In a JAMA study, which included 63 of 355 new therapeutic drugs and biologic agents approved by the US Food and Drug Administration between 2009 and 2018, the estimated median capitalized research and development cost per product was $985 million, counting expenditures on failed trials. Data were mainly accessible for smaller firms, products in certain therapeutic areas, orphan drugs, first-in-class drugs, therapeutic agents that received accelerated approval, and products approved between 2014 and 2018.
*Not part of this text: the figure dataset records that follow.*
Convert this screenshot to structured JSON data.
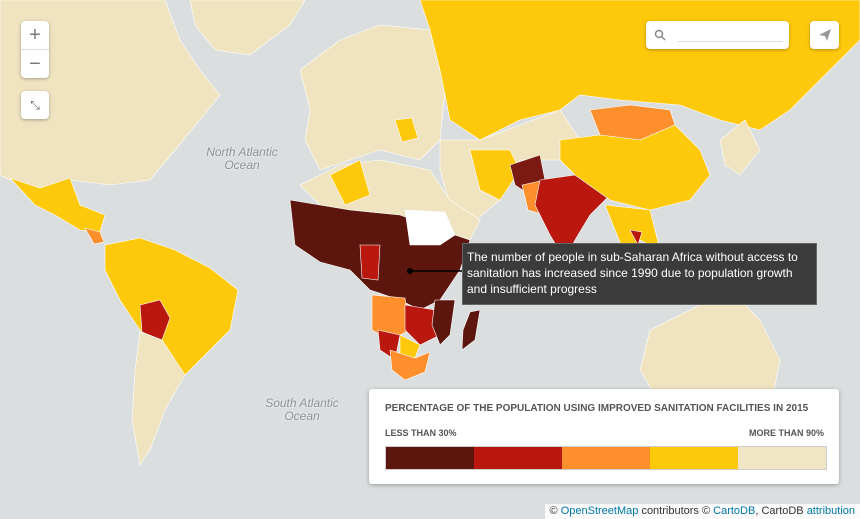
{
  "map": {
    "zoom_controls": {
      "zoom_in": "+",
      "zoom_out": "−"
    },
    "ocean_labels": [
      {
        "lines": [
          "North Atlantic",
          "Ocean"
        ]
      },
      {
        "lines": [
          "South Atlantic",
          "Ocean"
        ]
      }
    ],
    "annotation": "The number of people in sub-Saharan Africa without access to sanitation has increased since 1990 due to population growth and insufficient progress",
    "legend": {
      "title": "PERCENTAGE OF THE POPULATION USING IMPROVED SANITATION FACILITIES IN 2015",
      "low_label": "LESS THAN 30%",
      "high_label": "MORE THAN 90%",
      "colors": [
        "#5c160e",
        "#ba180f",
        "#fd8f2c",
        "#fec90b",
        "#f1e6c3"
      ]
    },
    "attribution": {
      "prefix": "©",
      "osm": "OpenStreetMap",
      "middle": "contributors ©",
      "cartodb": "CartoDB",
      "cartodb_2": ", CartoDB",
      "link": "attribution"
    }
  }
}
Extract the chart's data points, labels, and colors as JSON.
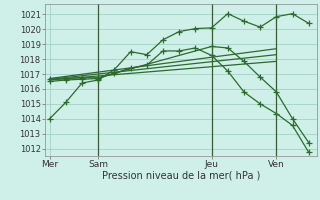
{
  "background_color": "#cff0e8",
  "grid_color": "#99ccbb",
  "line_color": "#2d6a2d",
  "title": "Pression niveau de la mer( hPa )",
  "ylabel_values": [
    1012,
    1013,
    1014,
    1015,
    1016,
    1017,
    1018,
    1019,
    1020,
    1021
  ],
  "ylim": [
    1011.5,
    1021.7
  ],
  "x_ticks_labels": [
    "Mer",
    "Sam",
    "Jeu",
    "Ven"
  ],
  "x_ticks_pos": [
    0,
    3,
    10,
    14
  ],
  "series1_x": [
    0,
    1,
    2,
    3,
    4,
    5,
    6,
    7,
    8,
    9,
    10,
    11,
    12,
    13,
    14,
    15,
    16
  ],
  "series1_y": [
    1014.0,
    1015.1,
    1016.4,
    1016.6,
    1017.3,
    1018.5,
    1018.3,
    1019.3,
    1019.85,
    1020.05,
    1020.1,
    1021.05,
    1020.55,
    1020.15,
    1020.85,
    1021.05,
    1020.4
  ],
  "series2_x": [
    0,
    1,
    2,
    3,
    4,
    5,
    6,
    7,
    8,
    9,
    10,
    11,
    12,
    13,
    14,
    15,
    16
  ],
  "series2_y": [
    1016.5,
    1016.6,
    1016.65,
    1016.7,
    1017.05,
    1017.4,
    1017.6,
    1018.55,
    1018.55,
    1018.75,
    1018.25,
    1017.2,
    1015.8,
    1015.0,
    1014.35,
    1013.55,
    1011.75
  ],
  "series3_x": [
    0,
    1,
    2,
    3,
    10,
    11,
    12,
    13,
    14,
    15,
    16
  ],
  "series3_y": [
    1016.65,
    1016.7,
    1016.75,
    1016.75,
    1018.85,
    1018.75,
    1017.85,
    1016.8,
    1015.8,
    1014.0,
    1012.4
  ],
  "line1_x": [
    0,
    14
  ],
  "line1_y": [
    1016.7,
    1018.7
  ],
  "line2_x": [
    0,
    14
  ],
  "line2_y": [
    1016.65,
    1018.3
  ],
  "line3_x": [
    0,
    14
  ],
  "line3_y": [
    1016.6,
    1017.85
  ],
  "vlines_x": [
    3,
    10,
    14
  ],
  "xlim": [
    -0.3,
    16.5
  ]
}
Pharmaceutical companies often claim that the research costs of unsuccessful drugs also have to be taken into account. After all, 90 percent of all drugs that enter human testing fail. But most of these failures occur early and at relatively low costs. About 40 percent of drugs fail in preliminary Phase I studies, which assess a drug’s safety in humans and typically cost just $25 million a drug. Of the drugs that clear this first phase of testing, about 70 percent fail during Phase II studies, which assess whether a drug does what it is supposed to do. The research costs of these studies are still relatively low compared with overall R&D costs-on average, under $60 million a study.
Pfizer has claimed it did not rely on government money to develop its vaccine, but that’s not exactly true. Pfizer did not receive U.S. funding to develop its vaccine, as did Johnson & Johnson and Moderna, which received support from the National Institutes of Health. While Pfizer had already been investing in mRNA vaccines, it was most likely able to bring its coronavirus vaccine to market in record time in part because of recent and past government investment in mRNA research. (Pfizer’s German partner in its vaccine development, BioNTech, received a $445 million grant from its national government.)
From 2000 to 2018, 35 large pharmaceutical companies reported cumulative revenue of $11.5 trillion, gross profit of $8.6 trillion, EBITDA of $3.7 trillion, and net income of $1.9 trillion, while 357 S&P 500 companies reported cumulative revenue of $130.5 trillion, gross profit of $42.1 trillion, EBITDA of $22.8 trillion, and net income of $9.4 trillion. In bivariable regression models, the median annual profit margins of pharmaceutical companies were significantly greater than those of S&P 500 companies (gross profit margin: 76.5% vs 37.4%; difference, 39.1% [95% CI, 32.5%-45.7%]; P < .001; EBITDA margin: 29.4% vs 19%; difference, 10.4% [95% CI, 7.1%-13.7%]; P < .001; net income margin: 13.8% vs 7.7%; difference, 6.1% [95% CI, 2.5%-9.7%]; P < .001).
It’s estimated that Pfizer spent $2 billion developing the COVID vaccine and will earn $24 billion in revenue. How much profit is enough? Their CEO earned over $20 million while people who can’t afford drugs go without therapy.
President Biden made the right choice because the COVID vaccines need to be produced around the world tp get this pandemic under control. Of course, pharma is going to fight it because after all, it affected their stock price.